The classic science series Cosmos recently relaunched, so it seems appropriate to describe how math can help explain another aspect of our universe. Since this is “Pi Day,” such an essay couldn’t be more timely: 

In the summer of 2005, students at the Massachusetts Institute of Technology hosted a conference for time travelers. Their idea was that, if time travel ever became possible, these travelers would know about the MIT meeting and attend. There were many strange and funny-looking people at the conference, but no one from the past or future came─at least, as far as we know. 

The immediate question is, “Why not?” The first and most obvious answer is because time travel is impossible, as the philosopher Norman Swartz has argued. Wheelchair-bound physics phenom Stephen Hawking has said, “The best evidence that time travel never will be possible is that we have not been invaded by hordes of tourists from the future.” 

But that is not the only possible answer. For instance the great logician Kurt Goedel showed that time travel into the past is consistent with accepted physics, and director Spike Lee is making a movie about a real physicist who intends to show just that, at least at the subatomic level. 

A second possible answer, inspired by the Doomsday Argument that Oxford University’s Nick Bostrom has popularized, is that time travel is theoretically possible, but some cataclysmic event will overwhelm the earth─or humanity─in the near future, before anyone has a chance to invent a time travel device. Note: this is not a paid advertisement for Travelers’ Insurance. 

A third possible answer to the Time Travelers’ Conference Conundrum is as follows: 

Let us assume that time travel involves passage between many possible worlds, differing from one another in ways large or small: for instance, an electron near the center of Alpha Centauri in one universe is spin up instead of spin down; in another universe Napoleon wins the battle of Waterloo; etc. This is consistent with the “Many Worlds” interpretation of quantum mechanics. 

One can argue that the number of possible universes is finite: There may be a googolplex particles, for instance, and so a finite number of configurations of those. We can suppose there is some “distribution” of universes where time travel is developed, and some distribution of universes where the MIT conference takes place. There is no reason to suppose that these sets of universes overlap; but, even assuming that time travel is possible, that it occurs in a universe like ours, and that every time traveler arrives at a universe where the MIT conference takes place, there is still a significant probability that, in our universe, no time traveler arrives. 

The probability that time travel is possible, but no traveler arrives in our universe, is the probability that a random function from the set of universes with time travel “misses” our universe.
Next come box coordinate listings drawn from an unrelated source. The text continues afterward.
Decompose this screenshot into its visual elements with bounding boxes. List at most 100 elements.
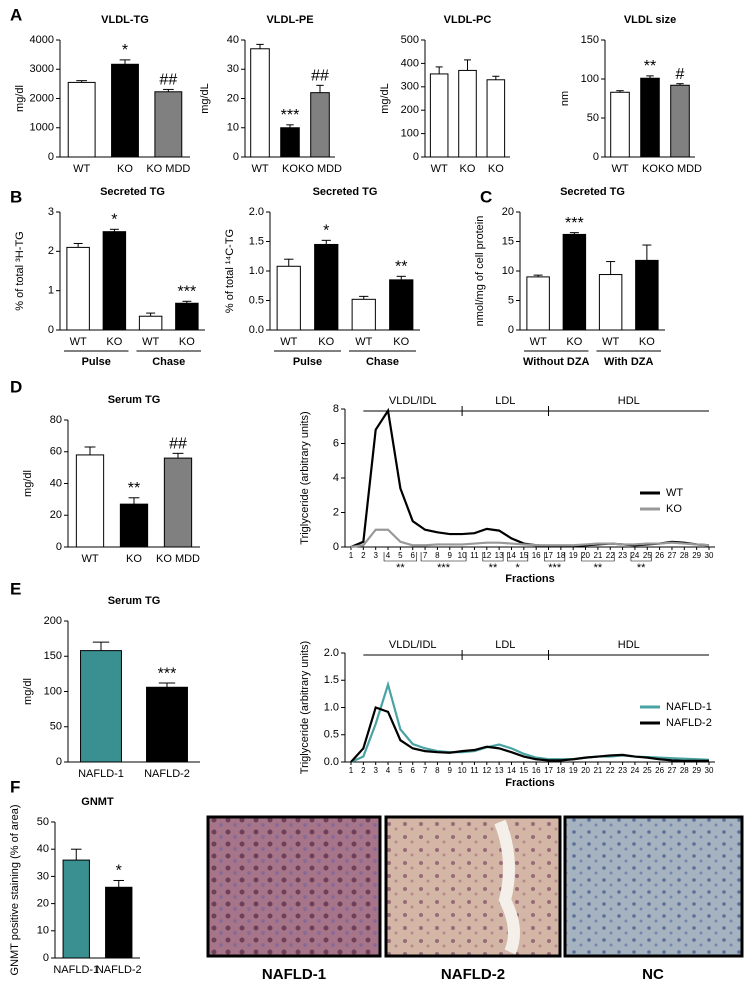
y-tick-label: 15	[502, 235, 514, 247]
x-tick-label: 24	[630, 766, 639, 775]
y-tick-label: 40	[37, 843, 49, 855]
legend-label: KO	[666, 503, 682, 515]
bar	[526, 276, 550, 331]
x-tick-label: 27	[668, 766, 677, 775]
y-axis-label: % of total ¹⁴C-TG	[224, 229, 236, 313]
y-tick-label: 4000	[30, 34, 54, 46]
x-tick-label: 26	[655, 766, 664, 775]
bar	[146, 686, 188, 763]
panel-label: F	[10, 777, 20, 796]
y-axis-label: mg/dl	[22, 678, 34, 705]
bar	[154, 91, 183, 158]
bar	[66, 246, 90, 331]
x-tick-label: 23	[618, 551, 627, 560]
y-tick-label: 30	[227, 63, 239, 75]
chart-title: VLDL size	[624, 14, 676, 26]
x-tick-label: 12	[482, 551, 491, 560]
y-tick-label: 1.5	[249, 235, 264, 247]
x-tick-label: 20	[581, 766, 590, 775]
y-tick-label: 0	[413, 151, 419, 163]
annotation: ##	[169, 436, 187, 453]
chart-title: Secreted TG	[560, 186, 625, 198]
y-tick-label: 100	[44, 685, 62, 697]
x-tick-label: 3	[373, 766, 378, 775]
x-tick-label: 12	[482, 766, 491, 775]
image-caption: NC	[642, 966, 664, 983]
y-tick-label: 20	[227, 92, 239, 104]
x-tick-label: 19	[569, 766, 578, 775]
x-axis-label: Fractions	[505, 573, 555, 585]
x-tick-label: 28	[680, 551, 689, 560]
chart-title: VLDL-PC	[444, 14, 492, 26]
y-tick-label: 0	[43, 952, 49, 964]
image-nc	[563, 815, 744, 958]
bar	[598, 274, 623, 331]
x-tick-label: 8	[435, 766, 440, 775]
annotation: *	[116, 863, 122, 880]
x-tick-label: 29	[692, 551, 701, 560]
y-tick-label: 1	[48, 285, 54, 297]
bar	[163, 457, 193, 548]
x-tick-label: 30	[705, 551, 714, 560]
vessel	[494, 819, 520, 955]
y-tick-label: 150	[44, 650, 62, 662]
y-tick-label: 200	[401, 104, 419, 116]
panel-label: A	[10, 5, 22, 24]
y-tick-label: 10	[502, 265, 514, 277]
legend-label: NAFLD-1	[666, 701, 712, 713]
bar	[105, 886, 133, 959]
chart-title: Secreted TG	[100, 186, 165, 198]
y-tick-label: 30	[37, 870, 49, 882]
x-tick-label: 7	[423, 766, 428, 775]
y-tick-label: 40	[50, 477, 62, 489]
y-tick-label: 3	[48, 206, 54, 218]
x-tick-label: 13	[495, 766, 504, 775]
y-tick-label: 2.0	[249, 206, 264, 218]
significance-bracket	[383, 552, 418, 562]
y-axis-label: mg/dl	[14, 85, 26, 112]
y-tick-label: 0	[48, 151, 54, 163]
significance-label: **	[396, 562, 405, 574]
bar	[458, 69, 477, 158]
y-tick-label: 400	[401, 57, 419, 69]
group-label: With DZA	[604, 356, 653, 368]
bar	[429, 73, 449, 158]
x-tick-label: WT	[530, 336, 547, 348]
bar	[670, 84, 690, 158]
x-tick-label: NAFLD-2	[144, 768, 190, 780]
panel-label: D	[10, 377, 22, 396]
y-axis-label: % of total ³H-TG	[14, 231, 26, 310]
y-axis-label: mg/dL	[379, 83, 391, 114]
annotation: ***	[281, 107, 300, 124]
x-tick-label: KO MDD	[298, 163, 342, 175]
chart-title: Secreted TG	[313, 186, 378, 198]
panel-label: B	[10, 187, 22, 206]
y-axis-label: mg/dL	[199, 83, 211, 114]
x-tick-label: 18	[556, 766, 565, 775]
x-tick-label: 7	[423, 551, 428, 560]
significance-bracket	[630, 552, 652, 562]
x-tick-label: 17	[544, 766, 553, 775]
y-tick-label: 50	[37, 816, 49, 828]
x-tick-label: WT	[142, 336, 159, 348]
group-label: Pulse	[293, 356, 322, 368]
significance-label: **	[637, 562, 646, 574]
region-label: VLDL/IDL	[389, 395, 437, 407]
annotation: *	[122, 42, 128, 59]
y-tick-label: 20	[37, 898, 49, 910]
bar	[80, 650, 122, 763]
y-tick-label: 0	[233, 151, 239, 163]
region-label: VLDL/IDL	[389, 639, 437, 651]
x-tick-label: KO	[126, 553, 142, 565]
annotation: #	[676, 66, 685, 83]
x-tick-label: KO MDD	[658, 163, 702, 175]
x-tick-label: 8	[435, 551, 440, 560]
x-tick-label: KO	[117, 163, 133, 175]
x-tick-label: 23	[618, 766, 627, 775]
y-tick-label: 2.0	[324, 647, 339, 659]
x-tick-label: 24	[630, 551, 639, 560]
x-tick-label: 3	[373, 551, 378, 560]
y-tick-label: 0	[593, 151, 599, 163]
x-axis-label: Fractions	[505, 777, 555, 789]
The theory of “derangements” from algebraic combinatorics tells us that this probability tends to 1/e, approximately 0.37. So, because we really do live in a mad, mad, mad, mad world, the probability is greater than 1/3 that time travel is possible in a universe like ours, yet no traveler ever comes to our universe─at least, not to MIT. 

In conclusion, the absence of time travelers at the MIT conference is not prima facie evidence that time travel is impossible. 

It’s just evidence that time travelers have better things to do with their time.